SQL Server 2005 introduces the APPLY operator, a handy new operator that's used in a query's FROM clause. The APPLY operator basically lets you apply a table expression to every row of an outer table. In terms of syntax, the APPLY operator is somewhat similar to a CROSS JOIN in the sense that it has two inputs that are table expressions:
\[CROSS | OUTER\] APPLY
A table expression can be a table, a view, a derived table, or even a function that returns a table. The APPLY operator applies the right table expression to every row from the left table expression. The really cool part about the APPLY operator is that the right table expression can refer to columns from the row in the left table expression.
This technical definition of APPLY doesn't quite convey exactly what the operator does and the benefits of using it.
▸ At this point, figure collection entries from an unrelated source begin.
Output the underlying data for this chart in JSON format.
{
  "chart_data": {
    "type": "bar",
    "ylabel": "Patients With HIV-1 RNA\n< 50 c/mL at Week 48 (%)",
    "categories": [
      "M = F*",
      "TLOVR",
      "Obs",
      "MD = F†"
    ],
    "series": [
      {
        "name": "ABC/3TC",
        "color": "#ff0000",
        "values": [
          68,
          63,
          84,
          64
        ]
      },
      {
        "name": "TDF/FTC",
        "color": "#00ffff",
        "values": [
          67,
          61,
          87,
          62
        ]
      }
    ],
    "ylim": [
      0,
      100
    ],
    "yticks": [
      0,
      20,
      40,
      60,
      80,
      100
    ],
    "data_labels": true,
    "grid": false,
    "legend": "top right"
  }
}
Let's look at some specific examples to give you an idea of how you might use APPLY.
TOP n for Each Group
Using the TOP n clause to return a specified number of rows from each group of rows is problematic in SQL Server 2000 because it's difficult to devise a set-based solution that performs reasonably with large tables. For example, you want to return the two most recent sales rows (i.e., rows having the latest ord_date values) that have a quantity greater than or equal to 10 for each store from the Sales and Stores tables in the pubs database. Because ord_date isn't unique, you should use the remaining primary key columns (ord_num, title_id) as your tiebreaker. In other words, if you sort the sales rows by store_id, ord_date DESC, ord_num DESC, and title_id DESC in that order, you should return the first two orders for each store. Try to solve the problem by using a set-based solution in SQL Server 2000, and you'll find it extremely hard to find a solution.
The new T-SQL elements in SQL Server 2005 provide several simple techniques to solve the problem. One such technique is to use the new ROW_NUMBER() function, but I won't discuss this technique here since it isn't the focus of the article. Moreover, you can create a faster solution with the new APPLY operator.
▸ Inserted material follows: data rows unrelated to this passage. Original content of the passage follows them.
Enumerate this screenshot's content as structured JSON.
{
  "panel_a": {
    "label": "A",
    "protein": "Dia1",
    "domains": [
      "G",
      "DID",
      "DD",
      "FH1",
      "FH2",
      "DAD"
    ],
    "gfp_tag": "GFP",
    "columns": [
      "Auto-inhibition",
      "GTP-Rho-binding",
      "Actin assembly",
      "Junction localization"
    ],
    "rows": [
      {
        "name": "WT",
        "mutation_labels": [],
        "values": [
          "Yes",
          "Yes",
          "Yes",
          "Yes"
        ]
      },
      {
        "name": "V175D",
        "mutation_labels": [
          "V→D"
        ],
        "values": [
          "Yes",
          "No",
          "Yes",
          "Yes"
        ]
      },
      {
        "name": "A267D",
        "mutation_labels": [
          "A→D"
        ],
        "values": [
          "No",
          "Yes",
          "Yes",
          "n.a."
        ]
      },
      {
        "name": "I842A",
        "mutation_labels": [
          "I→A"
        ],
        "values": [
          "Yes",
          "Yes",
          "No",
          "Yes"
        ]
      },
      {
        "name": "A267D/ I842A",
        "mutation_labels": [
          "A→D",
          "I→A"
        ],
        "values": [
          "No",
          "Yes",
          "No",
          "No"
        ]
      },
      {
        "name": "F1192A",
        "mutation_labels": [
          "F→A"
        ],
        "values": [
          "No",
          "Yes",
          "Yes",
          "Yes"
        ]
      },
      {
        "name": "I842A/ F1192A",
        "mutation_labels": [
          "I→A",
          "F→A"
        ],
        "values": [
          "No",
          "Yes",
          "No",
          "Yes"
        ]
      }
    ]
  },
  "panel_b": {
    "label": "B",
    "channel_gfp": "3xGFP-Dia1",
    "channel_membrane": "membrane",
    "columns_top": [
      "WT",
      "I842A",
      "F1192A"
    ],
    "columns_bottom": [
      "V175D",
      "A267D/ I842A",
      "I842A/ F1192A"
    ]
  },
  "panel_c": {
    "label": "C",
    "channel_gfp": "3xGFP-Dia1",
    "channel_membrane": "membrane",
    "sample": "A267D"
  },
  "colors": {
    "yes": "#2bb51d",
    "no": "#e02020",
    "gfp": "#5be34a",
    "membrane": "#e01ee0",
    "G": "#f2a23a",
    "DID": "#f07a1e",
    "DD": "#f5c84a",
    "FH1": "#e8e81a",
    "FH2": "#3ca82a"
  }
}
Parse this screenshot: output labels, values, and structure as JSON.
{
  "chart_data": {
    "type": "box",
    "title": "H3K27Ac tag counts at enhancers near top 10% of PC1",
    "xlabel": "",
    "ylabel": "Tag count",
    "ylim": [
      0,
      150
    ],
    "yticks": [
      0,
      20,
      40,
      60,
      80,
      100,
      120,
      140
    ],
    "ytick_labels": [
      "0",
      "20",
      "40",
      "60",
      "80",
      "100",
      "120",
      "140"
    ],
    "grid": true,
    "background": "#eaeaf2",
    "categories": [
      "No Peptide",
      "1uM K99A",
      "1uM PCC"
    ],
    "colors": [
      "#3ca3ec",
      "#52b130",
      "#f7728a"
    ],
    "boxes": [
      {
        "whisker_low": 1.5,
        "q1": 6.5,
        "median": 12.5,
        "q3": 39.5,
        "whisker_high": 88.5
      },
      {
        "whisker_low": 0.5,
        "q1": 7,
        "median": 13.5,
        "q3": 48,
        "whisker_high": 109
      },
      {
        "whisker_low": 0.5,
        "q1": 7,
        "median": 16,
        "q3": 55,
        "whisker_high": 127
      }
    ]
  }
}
Listing 1 shows the solution that uses the new APPLY operator; Table 1 shows its output. The solution applies to each store from the Stores table (left input) the table expression that appears in the query as the right input. The derived table returns the two most recent sales rows where the stor_id is equal to the stor_id in the outer row and the quantity is greater than or equal to 10.
The ORDER BY clause determines which two rows the TOP query will return. It sorts the data by ord_date DESC, ord_num DESC, title_id DESC, meaning that you get the rows with the highest ord_date and use ord_num and title_id as the tiebreaker. The CROSS keyword means that if the right input returns an empty set for a row from the left input, the row from the left input isn't returned at all. Such is the case, for example, with store 6380, which has no sales row with a quantity greater than or equal to 10. Notice in Table 1 that store 6380 isn't returned at all. If you want to return stores with no matching sales rows, use OUTER APPLY instead of CROSS APPLY, as Listing 2 shows. You can see in the query output that Table 2 shows that store 6380 is also returned with NULLs in the right input's attributes.
APPLYing a User-Defined Function
Another interesting use of the APPLY operator is to apply a table-valued function to every row of an outer table. To demonstrate this functionality, run the code in Listing 3 to create the fn_getsubtree function. For our purposes, the actual code implemented in the function isn't really important because the focus is the function usage by the APPLY operator. The function returns from the Employees table in the Northwind database all subordinates in all levels of an input employee ID.
To test the function, invoke it with employee ID 2 as the input:
SELECT * FROM dbo.fn_getsubtree(2);
Table 3 shows the output of this code, which contains all subordinates of employee 2 in all levels.
Now, suppose you want to return the employee ID and full name of employees 2 and 5, along with their subordinates in all levels. You can achieve this by running the query in Listing 4. The query applies the fn_getsubtree function to employees 2 and 5 from the Employees table. So simple! You can see in the output of the query that Table 4 shows that employee 2 has eight subordinates (excluding himself), and employee 5 has three subordinates.
Another interesting related enhancement lets you invoke a table expression that refers to the outer table's columns in subqueries. For example, to return employees that have more than two direct or indirect subordinates, run the query in Listing 5.
- M.EmployeeID AS mgrid,
- M.FirstName + ' ' + M.LastName AS mgrname
- FROM dbo.Employees AS M
- WHERE (SELECT COUNT(*) FROM dbo.fn_getsubtree(M.EmployeeID)) - 1 > 2;
Table 5 shows the query's output.
The query returns all employees from the Employees table where the count of rows returned from the get_subtree function minus 1 (self) is greater than 2. Only Andrew Fuller and Steve Buchanan have more than two direct or indirect subordinates in total.
APPLY the New Operator
You can use the new APPLY operator in many interesting ways. APPLY's main benefit lies in its ability to refer to the outer table's columns from the inner table expression-functionality that earlier versions of SQL Server didn't support. You'll probably find the new APPLY operator handy, especially for optimizing your slow-running code.